Unknown works by famous composers are usually neglected for good reason. But on Friday morning, Russian pianist Denis Matsuev made a spectacular case for Tchaikovsky’s Piano Concerto No. 2, not performed by the Cincinnati Symphony Orchestra in 30 years.With Paavo Järvi on Music Hall’s podium, the orchestra played for an enthusiastic audience of intrepid music lovers who braved the arctic cold. They were rewarded with a performance of warmth and heart, beginning with a United States premiere by Estonian composer Erkki-Sven Tüür, and ending with Mahler’s Symphony No. 1, “Titan.”
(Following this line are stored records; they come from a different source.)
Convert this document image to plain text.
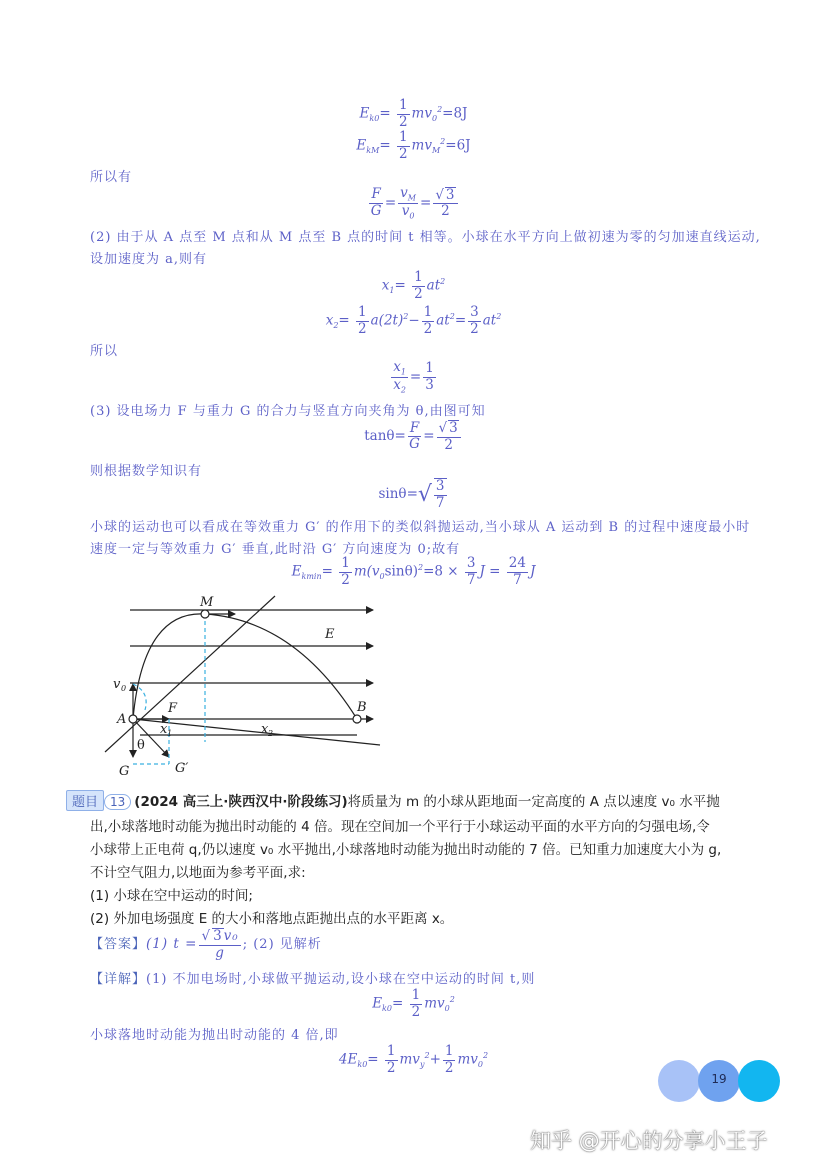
$E_{k0}= \frac{1}{2} mv_0^2=8J$
$E_{kM}= \frac{1}{2} mv_M^2=6J$
所以有
$\frac{F}{G} = \frac{v_M}{v_0} = \frac{√ 3}{2}$
(2) 由于从 A 点至 M 点和从 M 点至 B 点的时间 t 相等。小球在水平方向上做初速为零的匀加速直线运动,
设加速度为 a,则有
$x_1= \frac{1}{2} at^2$
$x_2= \frac{1}{2} a(2t)^2- \frac{1}{2} at^2= \frac{3}{2} at^2$
所以
$\frac{x_1}{x_2} = \frac{1}{3}$
(3) 设电场力 F 与重力 G 的合力与竖直方向夹角为 θ,由图可知
$\tan\theta= \frac{F}{G} = \frac{√ 3}{2}$
则根据数学知识有
$\sin\theta=√ \frac{3}{7}$
小球的运动也可以看成在等效重力 G′ 的作用下的类似斜抛运动,当小球从 A 运动到 B 的过程中速度最小时
速度一定与等效重力 G′ 垂直,此时沿 G′ 方向速度为 0;故有
$E_{kmin}= \frac{1}{2} m(v_0\sin\theta)^2=8 \times \frac{3}{7}$ $J = \frac{24}{7}$ J
M
E
v 0
A
F	B
θ
x 1	x 2
G	G′
题目 13 (2024 高三上·陕西汉中·阶段练习)将质量为 m 的小球从距地面一定高度的 A 点以速度 v₀ 水平抛
出,小球落地时动能为抛出时动能的 4 倍。现在空间加一个平行于小球运动平面的水平方向的匀强电场,令
小球带上正电荷 q,仍以速度 v₀ 水平抛出,小球落地时动能为抛出时动能的 7 倍。已知重力加速度大小为 g,
不计空气阻力,以地面为参考平面,求:
(1) 小球在空中运动的时间;
(2) 外加电场强度 E 的大小和落地点距抛出点的水平距离 x。
【答案】(1) $t = \frac{\text{√ 3v₀}}{g}$ ; (2) 见解析
【详解】(1) 不加电场时,小球做平抛运动,设小球在空中运动的时间 t,则
$E_{k0}= \frac{1}{2} mv_0^2$
小球落地时动能为抛出时动能的 4 倍,即
$4E_{k0}= \frac{1}{2} mv_y^2+ \frac{1}{2} mv_0^2$
19
知乎 @开心的分享小王子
Unlike Tchaikovsky’s much-loved Piano Concerto No. 1, a warhorse of the repertory, the Second is a curiosity. In the slow movement, the piece suddenly becomes a triple concerto for piano, violin and cello. Showy and brilliant, it harkens a bygone era of romantic excess, calling for technical fireworks as well as poetry from the pianist.
Matsuev, a 33-year-old native of Irkutsk, Siberia, was up to the task, and more. The first movement unfolded like a fantasy, including a delicate dialogue with flute (Jasmine Choi) and two cadenzas displaying every pianistic cliché.
Matsuev effortlessly tackled great fistfuls of diabolical figures, up and down the keyboard. It was like watching an athlete soar through a marathon, as he reached summit after summit with thrilling bursts of power.
The slow movement, opening with a gorgeous violin solo (Timothy Lees), was the gem of this concerto. The trio, which included cellist Eric Kim, gave it the full romantic treatment, with big vibratos in the strings and an elegant, sonorous touch in the piano. Järvi swept up the strings in the orchestra for a breathtaking collaboration.
The pianist exploded onto the sparkling finale with astonishing virtuosity, his hands a blur, head thrown back.
Witnessing Järvi lead Mahler has been one of the joys of his tenure here. Mahler’s Symphony No. 1, like the later symphonies, is filled with military fanfares, hunting horns, nature sounds, funeral marches and other sounds of Mahler’s Austrian upbringing.
The sustained opening, with its offstage trumpets and birdcalls in the winds, had an atmosphere of veiled mystery. Bursting onto the first movement, Järvi propelled tempos and illuminated inner voices, creating a vivid and sunny tapestry. His view was fresh and galvanizing, and he spent little time lingering over its nostalgic tunes.
The inner movements were rich with character. The second movement, a rustic “ländler,” was more earthy than usual. Järvi brought out the touches of irony in the funeral march, leading seamlessly into the klezmer-like “Jewish wedding music.”
Järvi attacked the finale with searing power, bringing out its contrasts in drama and beauty. Its harrowing quality and relentless momentum looked ahead to later Mahler. The orchestra responded with high-powered playing in the brass and brilliant winds and the strings played on the edges of their seats. The eight horns stood for the final surge, in a glorious summation.
Järvi, a champion of fellow-Estonian Tüür, opened with Tüür’s “The Path and the Traces,” the composer’s homage to composer Arvo Pärt. Scored for strings (with the second violins facing the first violins), the engaging piece began with an ethereal drone in the cellos, played against wispy, high glissandos in the violins. Its hallmarks were close harmonies, slow-moving chords and a cool, spare atmosphere.